Kenosha Police Chief Daniel Miskinis said Friday that Blake was being guarded by an outside law enforcement agency, though he could not specify which agency was involved.

"He's being guarded because he's under arrest," Miskinis said, adding that the arrest was for "an outstanding warrant for third degree sexual assault."

The Chicago Sun-Times had earlier reported that Blake's father said his son was handcuffed to his hospital bed. Miskinis could not confirm that information, however, and an attorney for Blake later told CNN the handcuffs had been removed.

Attorneys for Blake did not immediately respond to NBC Chicago's request for comment.

The Wisconsin Department of Justice issued a new statement early Friday on the investigation into the police shooting of Blake, detailing the investigative process and for the first time, naming two additional officers involved in the shooting.

The police shooting of Blake, a 29-year-old Black man, began to unfold at around 5:11 p.m. Sunday, when officers responded to a domestic incident in the 2800 block of 40th Street, Kenosha police said in a statement at the time.

The Wisconsin DOJ said Friday that Kenosha police responded to the scene "after a female caller reported that her boyfriend was present and was not supposed to be on the premises."

The DOJ said officers "attempted to arrest" Blake and after an initial arrest attempt, Officer Rusten Sheskey used a taser in an "attempt to stop" Blake.

"When that attempt failed, Kenosha Police Officer Vincent Arenas also deployed his taser, however that taser was also not successful in stopping Mr. Blake," the DOJ's statement reads.

NBC News has not been able to independently confirm the information provided by Kenosha police or the Wisconsin DOJ.

Graphic video taken by a witness appeared to show an officer grab at Blake's shirt and shoot him in the back at least seven times as he leaned into a vehicle. That video was posted on social media and sparked outrage nationwide.

The DOJ's statement on Friday echoed what's shown in the video, noting Sheskey - who authorities had previously identified as the officer who shot Blake - fired his service weapon seven times into Blake's back while holding onto his shirt.

The Kenosha Police Department does not have body cameras, the DOJ noted.

The Wisconsin DOJ said Friday that Sheskey has been with the Kenosha Police Department for seven years, and Arenas since February 2019, previously working for the U.S. Capitol Police.

The Wisconsin DOJ also identified Kenosha Police Officer Brittany Meronek as the third officer at the scene. She joined the department in January of this year, officials said.

All three officers have been placed on administrative leave during the investigation, authorities have previously said.

Blake's attorneys said during a news conference on Tuesday that the bullets struck Blake's spinal cord, resulting in the near-complete removal of his colon and small intestine, as well as damaging his kidney and liver.

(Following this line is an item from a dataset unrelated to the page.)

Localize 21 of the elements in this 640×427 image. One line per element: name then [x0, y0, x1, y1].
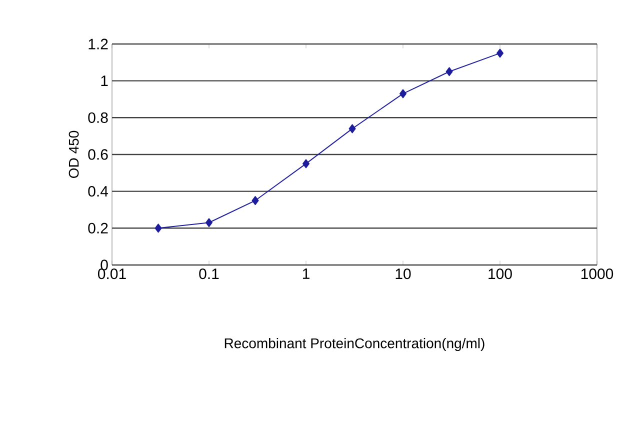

The Wisconsin DOJ said its Division of Criminal Investigation is leading the investigation into the shooting, assisted by the Federal Bureau of Investigation, Wisconsin State Patrol and Kenosha County Sheriff’s Office, with all law enforcement agencies cooperating.

"DCI is continuing to review evidence and determine the facts of this incident and will turn over investigative reports to a prosecutor following a complete and thorough investigation," the DOJ said Friday.

When the DCI completes its investigation, the evidence is then turned over to the Kenosha County District Attorney’s Office. The DOJ said Friday that the DCI "aims to provide a report of the incident to the prosecutor within 30 days."

The DA's office is then tasked with determining whether the officers involved in the case committed any crimes, and whether those crimes can be proven beyond a reasonable doubt in a court of law. If those standards are both fulfilled, then the DA’s office will file criminal charges, Kenosha County District Attorney Michael D. Graveley said earlier in the week.

"If the prosecutor determines there is no basis for prosecution of the law enforcement officer, DCI will thereafter make the report available to the public," the DOJ said Friday.